Sources say the petroleum ministry has asked ONGC to obtain a formal proposal from Premier Oil regarding its decision to exit from the venture.
The UK company, which has a 10 per cent stake in the venture, is reported to have expressed the view that it is essentially an exploration company and is not keen to take the plunge into developing the oilfield. Essar Oil has a 50 per cent stake in the fields, while ONGC, the original owner, has 40 per cent.
Essar Oil does not possess the required knowhow in oil exploration and production and had brought in the UK company as the 'operator'.
Similarly, Reliance had tied up with the now-disgraced Enron Corporation for the Panna-Mukta oilfields and Tapti gas fields and Videocon had formed a joint venture with Cairn Energy for the Ravva oilfields. These ONGC-discovered oilfields had been awarded to the private companies on the basis of production-sharing contracts drawn up in the Narasimha Rao regime of 1994. Satish Sharma was the petroleum minister.
With Premier Oil wanting to exit the Ratna and R-series, an entirely new scenario has emerged. ONGC can now regain control of these oilfields as it is the only member of the consortium that can take up the role of 'operator'.
Since crude prices have skyrocketed past the $50 per barrel mark, there is an urgent need to start production from the fields. These fields had not been finally handed over to the consortium since theRuia-owned Essar Oil had come under a cloud for raising funds from banks on the basis of the oilfields to build its Vadinar refinery.

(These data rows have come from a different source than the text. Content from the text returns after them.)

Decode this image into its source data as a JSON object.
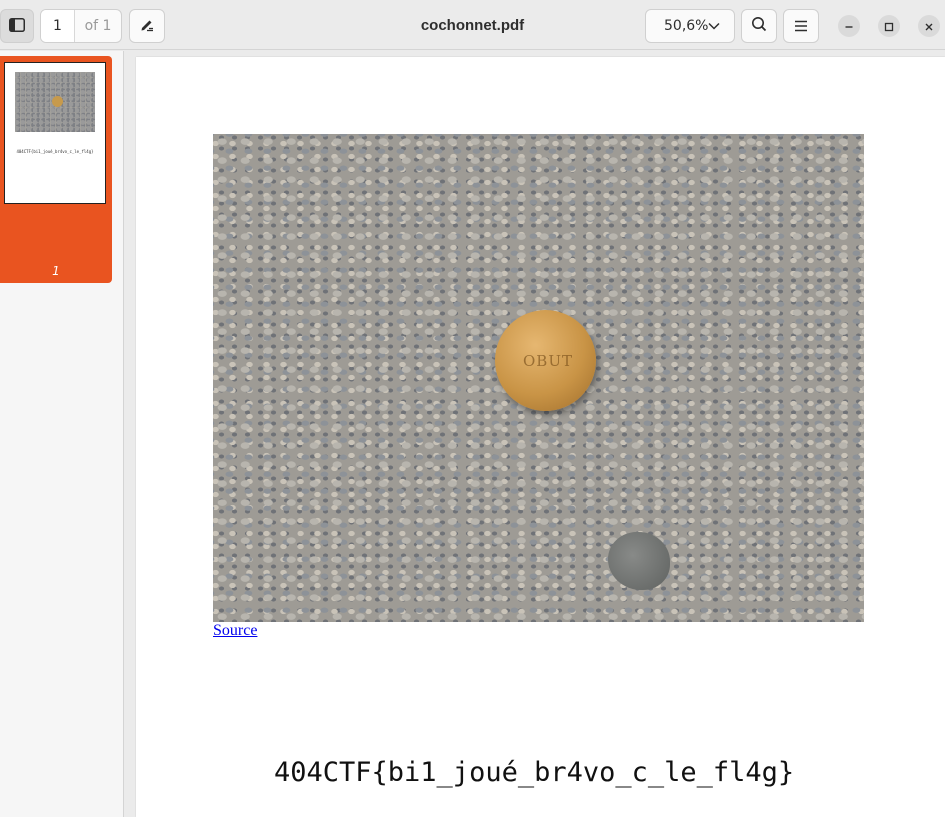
{
  "window": {
    "title": "cochonnet.pdf"
  },
  "toolbar": {
    "page_current": "1",
    "page_total": "of 1",
    "zoom": "50,6%",
    "icons": {
      "sidebar_toggle": "sidebar-icon",
      "annotate": "pencil-icon",
      "zoom_dropdown": "chevron-down-icon",
      "search": "search-icon",
      "menu": "hamburger-menu-icon",
      "minimize": "minimize-icon",
      "maximize": "maximize-icon",
      "close": "close-icon"
    }
  },
  "sidebar": {
    "thumbnails": [
      {
        "label": "1",
        "selected": true,
        "thumb_text": "404CTF{bi1_joué_br4vo_c_le_fl4g}"
      }
    ],
    "accent_color": "#e95420"
  },
  "document": {
    "ball_inscription": "OBUT",
    "link_text": "Source",
    "flag": "404CTF{bi1_joué_br4vo_c_le_fl4g}"
  }
}
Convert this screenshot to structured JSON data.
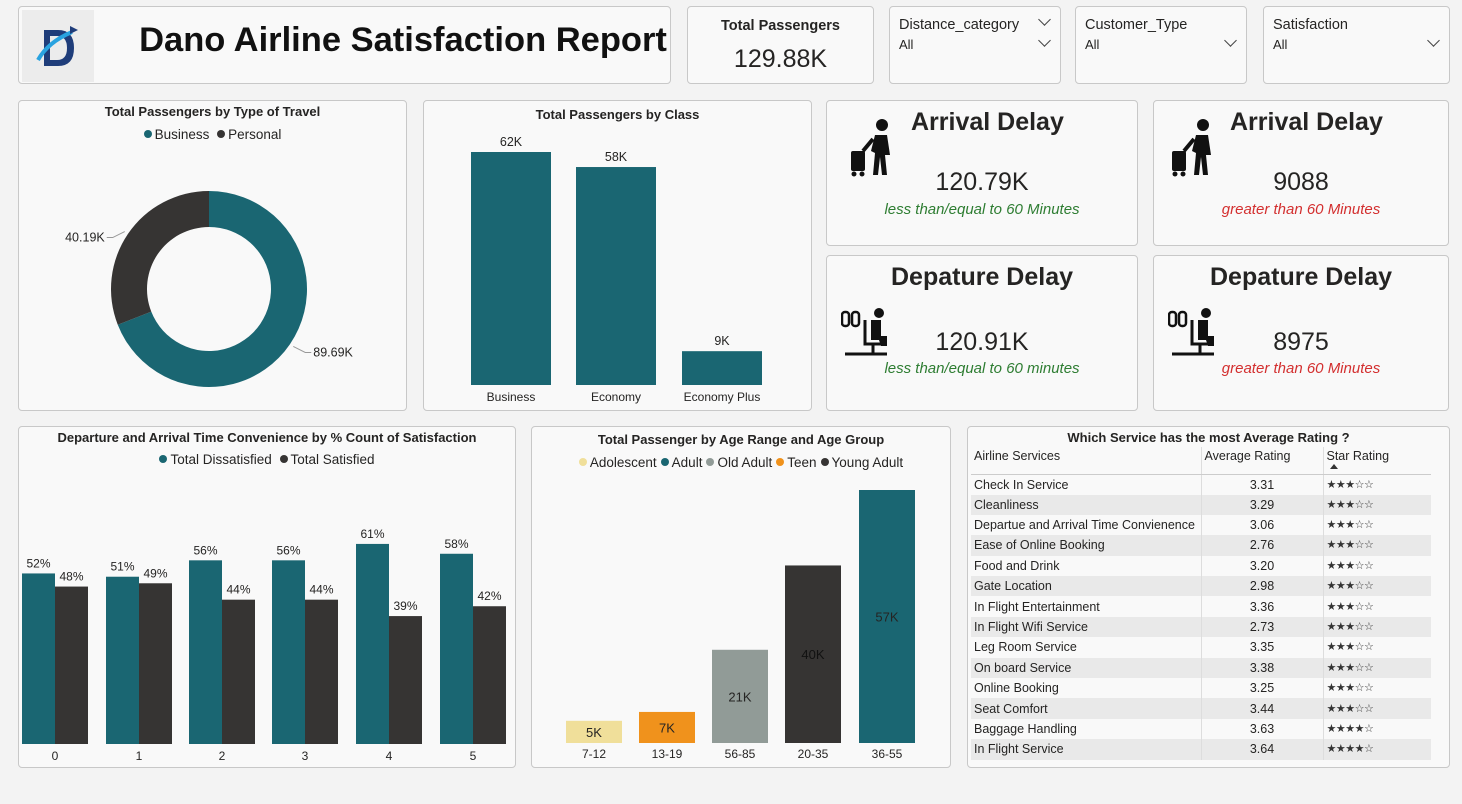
{
  "header": {
    "title": "Dano Airline Satisfaction Report",
    "logo_letter": "D"
  },
  "kpi": {
    "label": "Total Passengers",
    "value": "129.88K"
  },
  "slicers": [
    {
      "label": "Distance_category",
      "value": "All"
    },
    {
      "label": "Customer_Type",
      "value": "All"
    },
    {
      "label": "Satisfaction",
      "value": "All"
    }
  ],
  "delays": {
    "arrival_ok": {
      "title": "Arrival Delay",
      "value": "120.79K",
      "sub": "less than/equal to 60 Minutes",
      "icon": "traveler-luggage-icon"
    },
    "arrival_bad": {
      "title": "Arrival Delay",
      "value": "9088",
      "sub": "greater than 60 Minutes",
      "icon": "traveler-luggage-icon"
    },
    "departure_ok": {
      "title": "Depature Delay",
      "value": "120.91K",
      "sub": "less than/equal to 60 minutes",
      "icon": "seated-passenger-icon"
    },
    "departure_bad": {
      "title": "Depature Delay",
      "value": "8975",
      "sub": "greater than 60 Minutes",
      "icon": "seated-passenger-icon"
    }
  },
  "colors": {
    "teal": "#1a6672",
    "dark": "#363433",
    "adolescent": "#f0df9a",
    "teen": "#f0921c",
    "old_adult": "#919b97",
    "ok_green": "#2e7d32",
    "bad_red": "#d32f2f"
  },
  "chart_data": [
    {
      "type": "pie",
      "variant": "donut",
      "title": "Total Passengers by Type of Travel",
      "legend_position": "top",
      "slices": [
        {
          "name": "Business",
          "value": 89.69,
          "label": "89.69K",
          "color": "#1a6672"
        },
        {
          "name": "Personal",
          "value": 40.19,
          "label": "40.19K",
          "color": "#363433"
        }
      ]
    },
    {
      "type": "bar",
      "title": "Total Passengers by Class",
      "categories": [
        "Business",
        "Economy",
        "Economy Plus"
      ],
      "values": [
        62,
        58,
        9
      ],
      "labels": [
        "62K",
        "58K",
        "9K"
      ],
      "color": "#1a6672"
    },
    {
      "type": "bar",
      "title": "Departure and Arrival Time Convenience by % Count of Satisfaction",
      "legend_position": "top",
      "categories": [
        "0",
        "1",
        "2",
        "3",
        "4",
        "5"
      ],
      "series": [
        {
          "name": "Total Dissatisfied",
          "values": [
            52,
            51,
            56,
            56,
            61,
            58
          ],
          "color": "#1a6672"
        },
        {
          "name": "Total Satisfied",
          "values": [
            48,
            49,
            44,
            44,
            39,
            42
          ],
          "color": "#363433"
        }
      ],
      "unit": "%"
    },
    {
      "type": "bar",
      "title": "Total Passenger by Age Range and Age Group",
      "legend_position": "top",
      "legend": [
        {
          "name": "Adolescent",
          "color": "#f0df9a"
        },
        {
          "name": "Adult",
          "color": "#1a6672"
        },
        {
          "name": "Old Adult",
          "color": "#919b97"
        },
        {
          "name": "Teen",
          "color": "#f0921c"
        },
        {
          "name": "Young Adult",
          "color": "#363433"
        }
      ],
      "categories": [
        "7-12",
        "13-19",
        "56-85",
        "20-35",
        "36-55"
      ],
      "values": [
        5,
        7,
        21,
        40,
        57
      ],
      "labels": [
        "5K",
        "7K",
        "21K",
        "40K",
        "57K"
      ],
      "groups": [
        "Adolescent",
        "Teen",
        "Old Adult",
        "Young Adult",
        "Adult"
      ]
    },
    {
      "type": "table",
      "title": "Which Service has the most Average Rating ?",
      "columns": [
        "Airline Services",
        "Average Rating",
        "Star Rating"
      ],
      "rows": [
        {
          "service": "Check In Service",
          "rating": "3.31",
          "stars": "★★★☆☆"
        },
        {
          "service": "Cleanliness",
          "rating": "3.29",
          "stars": "★★★☆☆"
        },
        {
          "service": "Departue and Arrival Time Convienence",
          "rating": "3.06",
          "stars": "★★★☆☆"
        },
        {
          "service": "Ease of Online Booking",
          "rating": "2.76",
          "stars": "★★★☆☆"
        },
        {
          "service": "Food and Drink",
          "rating": "3.20",
          "stars": "★★★☆☆"
        },
        {
          "service": "Gate Location",
          "rating": "2.98",
          "stars": "★★★☆☆"
        },
        {
          "service": "In Flight Entertainment",
          "rating": "3.36",
          "stars": "★★★☆☆"
        },
        {
          "service": "In Flight Wifi Service",
          "rating": "2.73",
          "stars": "★★★☆☆"
        },
        {
          "service": "Leg Room Service",
          "rating": "3.35",
          "stars": "★★★☆☆"
        },
        {
          "service": "On board Service",
          "rating": "3.38",
          "stars": "★★★☆☆"
        },
        {
          "service": "Online Booking",
          "rating": "3.25",
          "stars": "★★★☆☆"
        },
        {
          "service": "Seat Comfort",
          "rating": "3.44",
          "stars": "★★★☆☆"
        },
        {
          "service": "Baggage Handling",
          "rating": "3.63",
          "stars": "★★★★☆"
        },
        {
          "service": "In Flight Service",
          "rating": "3.64",
          "stars": "★★★★☆"
        }
      ]
    }
  ]
}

The government did not give the oilfields to the company as it did not appear to have the requisite funds to carry out the operations. In fact, the finance ministry had wanted ONGC to take back the fields.

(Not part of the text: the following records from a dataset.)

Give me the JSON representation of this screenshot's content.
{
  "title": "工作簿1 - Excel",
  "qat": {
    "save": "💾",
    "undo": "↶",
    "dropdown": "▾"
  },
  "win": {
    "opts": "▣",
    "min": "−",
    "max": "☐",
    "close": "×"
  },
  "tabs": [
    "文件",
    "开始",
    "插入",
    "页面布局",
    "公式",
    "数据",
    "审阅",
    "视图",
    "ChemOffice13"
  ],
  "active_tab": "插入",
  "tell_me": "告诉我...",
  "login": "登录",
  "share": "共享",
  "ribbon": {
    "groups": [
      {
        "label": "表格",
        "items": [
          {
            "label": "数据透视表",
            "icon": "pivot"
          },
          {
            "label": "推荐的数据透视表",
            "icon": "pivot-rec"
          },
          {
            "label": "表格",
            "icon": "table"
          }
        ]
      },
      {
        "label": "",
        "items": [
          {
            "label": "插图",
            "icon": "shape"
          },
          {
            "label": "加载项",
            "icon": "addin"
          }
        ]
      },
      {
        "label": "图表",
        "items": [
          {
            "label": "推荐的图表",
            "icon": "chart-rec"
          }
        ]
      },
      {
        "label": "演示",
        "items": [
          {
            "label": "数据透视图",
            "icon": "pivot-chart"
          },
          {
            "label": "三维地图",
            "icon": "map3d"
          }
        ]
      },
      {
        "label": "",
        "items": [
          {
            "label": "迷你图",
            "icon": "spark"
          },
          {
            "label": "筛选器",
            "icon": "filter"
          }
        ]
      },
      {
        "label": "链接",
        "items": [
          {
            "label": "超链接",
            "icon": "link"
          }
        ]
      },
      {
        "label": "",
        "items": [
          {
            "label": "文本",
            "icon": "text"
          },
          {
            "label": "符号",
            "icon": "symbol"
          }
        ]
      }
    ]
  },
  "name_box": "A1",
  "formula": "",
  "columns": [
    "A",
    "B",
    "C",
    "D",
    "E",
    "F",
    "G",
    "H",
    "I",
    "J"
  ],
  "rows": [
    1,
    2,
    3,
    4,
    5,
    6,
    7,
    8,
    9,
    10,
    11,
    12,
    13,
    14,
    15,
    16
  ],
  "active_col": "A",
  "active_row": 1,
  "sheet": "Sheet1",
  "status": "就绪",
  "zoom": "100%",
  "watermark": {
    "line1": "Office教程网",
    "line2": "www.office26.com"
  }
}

Senior government officials had softened their stand in a recent meeting on the awarding of the ONGC-discovered offshore Ratna and R-series oilfields to Essar Oil. The private company has been asked to submit an undertaking that it will not sell the lucrative western offshore oilfields. There is still much heartburn in ONGC over the five mid-sized fields being given to private companies.
ONGC chairman Subir Raha had mentioned in his annual general meeting a few weeks ago that the transfer of these middle-sized oil and gas fields discovered by ONGC had proved to be a setback for the public sector oil giant.
The Ratna and R-series fields have proven in-place reserves of 500 million barrels of oil and recoverable reserves of over 100 million barrels of oil and 2 billion cubic metres of gas. Essar's share in developing the field is expected to be around $149 million.
Clearly, the government does not want a repeat of what happened in the Mukta-Panna oilfields, where Enron made a killing by selling its 30 per cent stake to British Gas for $350 million. The company had paid a mere $12.3 million for the shares when the controversial allotment was made in 1995.
Under the terms that are being worked out, Essar is reported to have been asked to furnish a bank guarantee in the first year for the expenditure to be incurred on the field. The crude from the oilfields will have to be sold to Bharat Petroleum for its Mumbai refinery.
The government had also run into problems with the Dhoots of Videocon when it awarded them the eastern offshore Ravva fields. The company was warned that the contract would be cancelled as it had gone and pledged the entire field to raise funds from a bank.